Extracting ./MNIST/raw/train-labels-idx1-ubyte.gz to ./MNIST/raw

Downloading http://yann.lecun.com/exdb/mnist/t10k-images-idx3-ubyte.gz
Downloading http://yann.lecun.com/exdb/mnist/t10k-images-idx3-ubyte.gz to ./MNIST/raw/t10k-images-idx3-ubyte.gz

  0%|          | 0/1648877 [00:00<?, ?it/s]
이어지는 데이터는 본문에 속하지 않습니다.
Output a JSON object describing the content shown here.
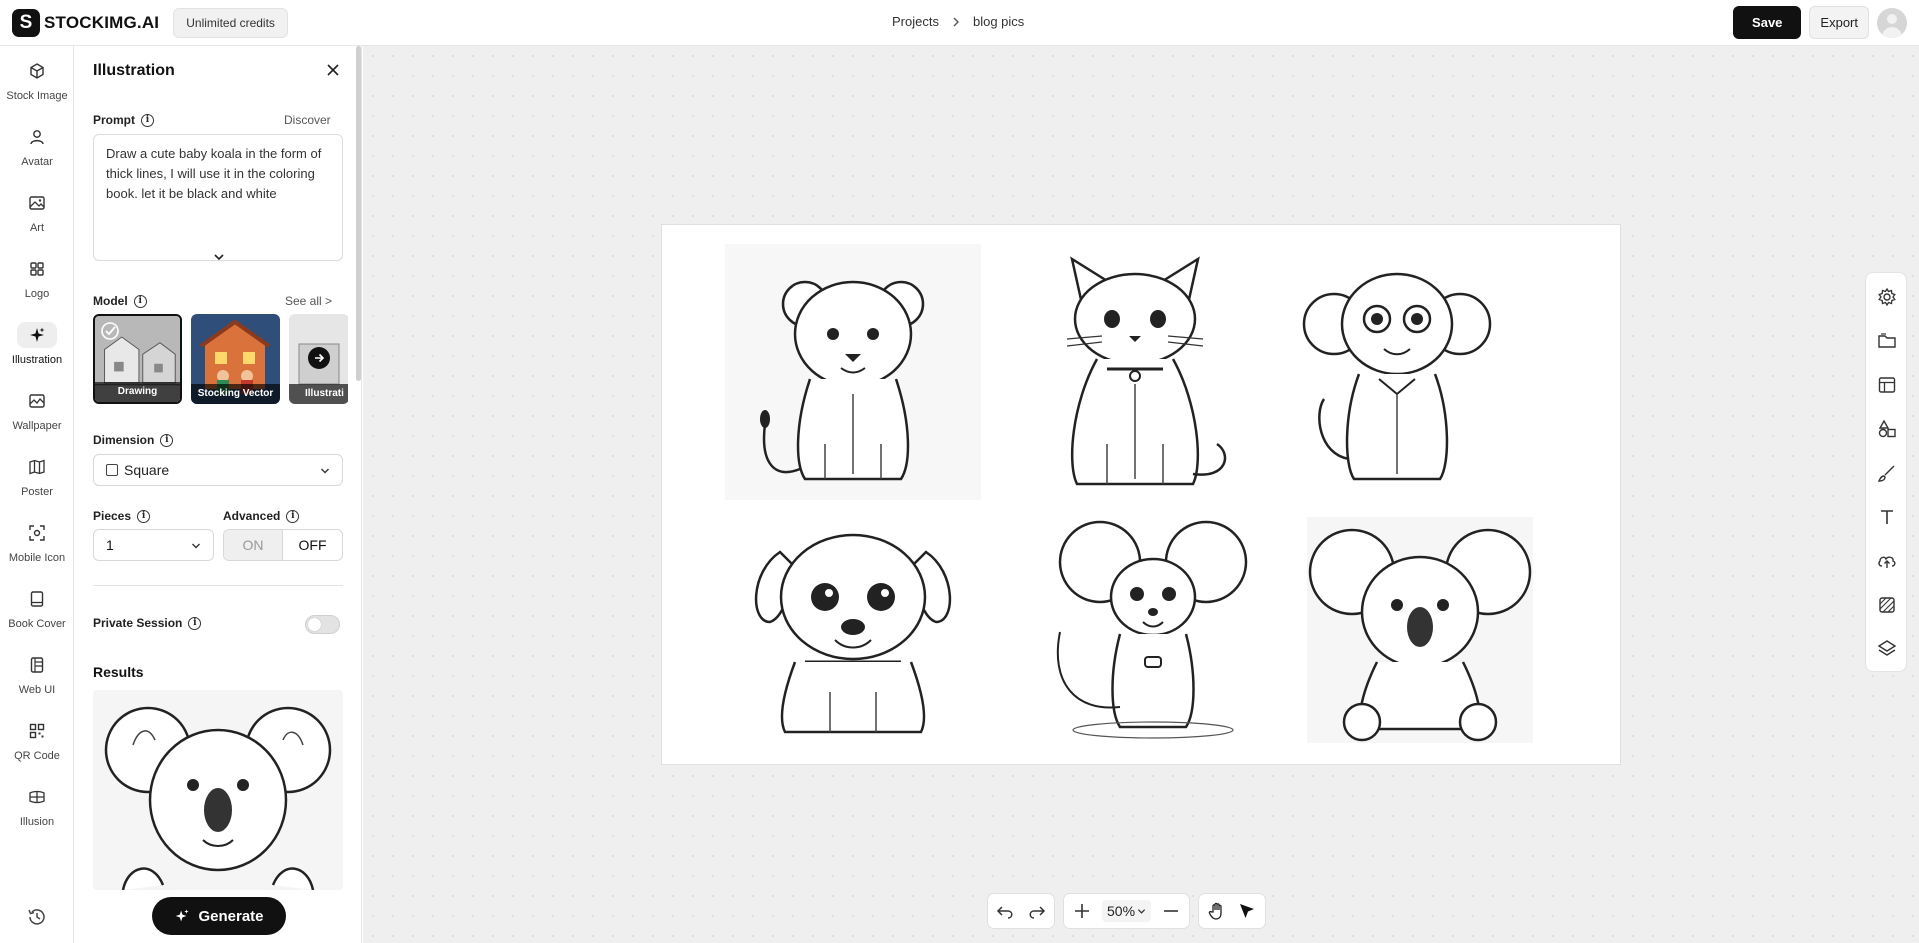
{
  "app": {
    "logo_text": "STOCKIMG.AI",
    "logo_mark": "S",
    "credits_badge": "Unlimited credits"
  },
  "breadcrumb": {
    "items": [
      "Projects",
      "blog pics"
    ]
  },
  "toolbar": {
    "save_label": "Save",
    "export_label": "Export"
  },
  "leftnav": {
    "items": [
      {
        "label": "Stock Image",
        "icon": "cube-icon"
      },
      {
        "label": "Avatar",
        "icon": "user-icon"
      },
      {
        "label": "Art",
        "icon": "image-icon"
      },
      {
        "label": "Logo",
        "icon": "grid-icon"
      },
      {
        "label": "Illustration",
        "icon": "sparkle-icon",
        "active": true
      },
      {
        "label": "Wallpaper",
        "icon": "wallpaper-icon"
      },
      {
        "label": "Poster",
        "icon": "map-icon"
      },
      {
        "label": "Mobile Icon",
        "icon": "app-icon"
      },
      {
        "label": "Book Cover",
        "icon": "book-icon"
      },
      {
        "label": "Web UI",
        "icon": "layout-icon"
      },
      {
        "label": "QR Code",
        "icon": "qr-icon"
      },
      {
        "label": "Illusion",
        "icon": "illusion-icon"
      }
    ],
    "history_icon": "history-icon"
  },
  "panel": {
    "title": "Illustration",
    "prompt_label": "Prompt",
    "discover_link": "Discover",
    "prompt_text": "Draw a cute baby koala in the form of thick lines, I will use it in the coloring book. let it be black and white",
    "model_label": "Model",
    "see_all_link": "See all >",
    "models": [
      {
        "name": "Drawing",
        "selected": true
      },
      {
        "name": "Stocking Vector",
        "selected": false
      },
      {
        "name": "Illustrati",
        "selected": false
      }
    ],
    "dimension_label": "Dimension",
    "dimension_value": "Square",
    "pieces_label": "Pieces",
    "pieces_value": "1",
    "advanced_label": "Advanced",
    "advanced_on": "ON",
    "advanced_off": "OFF",
    "private_session_label": "Private Session",
    "private_session_enabled": false,
    "results_label": "Results",
    "generate_label": "Generate"
  },
  "canvas": {
    "zoom_level": "50%",
    "images": [
      "lion cub",
      "kitten",
      "monkey",
      "puppy",
      "mouse",
      "koala"
    ]
  },
  "colors": {
    "primary": "#111111",
    "canvas_bg": "#efefef",
    "panel_border": "#e6e6e6"
  }
}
Extracting ./MNIST/raw/t10k-images-idx3-ubyte.gz to ./MNIST/raw

Downloading http://yann.lecun.com/exdb/mnist/t10k-labels-idx1-ubyte.gz
Downloading http://yann.lecun.com/exdb/mnist/t10k-labels-idx1-ubyte.gz to ./MNIST/raw/t10k-labels-idx1-ubyte.gz

  0%|          | 0/4542 [00:00<?, ?it/s]

Extracting ./MNIST/raw/t10k-labels-idx1-ubyte.gz to ./MNIST/raw

DataLoader는 데이터 전체를 보관했다가 실제 모델을 학습할 때 지정된 batch_size 크기만큼 가져옴

  
train_loader = DataLoader(trainset, batch_size=8, shuffle=True, num_workers=2)
test_loader = DataLoader(testset, batch_size=8, shuffle=False, num_workers=2)

  
# iter를 통해 next해서 한 번만 가져옴
dataiter = iter(train_loader)

imges, labels = next(dataiter)
print(imges.shape, labels.shape) # batch_size, channels, height, width

torch.Size([8, 1, 28, 28]) torch.Size([8])

  
torch_image = torch.squeeze(imges[0])
torch_image.shape

torch.Size([28, 28])

신경망 구성

Layer : 신경망의 핵심 데이터 구조로 하나 이상의 텐서를 입력 받아 하나 이상의 텐서를 출력
Module : 한 개 이상의 계층이 모여서 구성
Model : 한 개 이상의 모듈이 모여서 구성

torch.nn 패키지

주로 가중치(weights), 편향(bias) 값들이 내부에서 자동으로 생성되는 레이어들을 사용할 때 사용

  
import torch.nn as nn

nn.Linear

  
nn.Linear(in_features=20, out_features=30, bias=True)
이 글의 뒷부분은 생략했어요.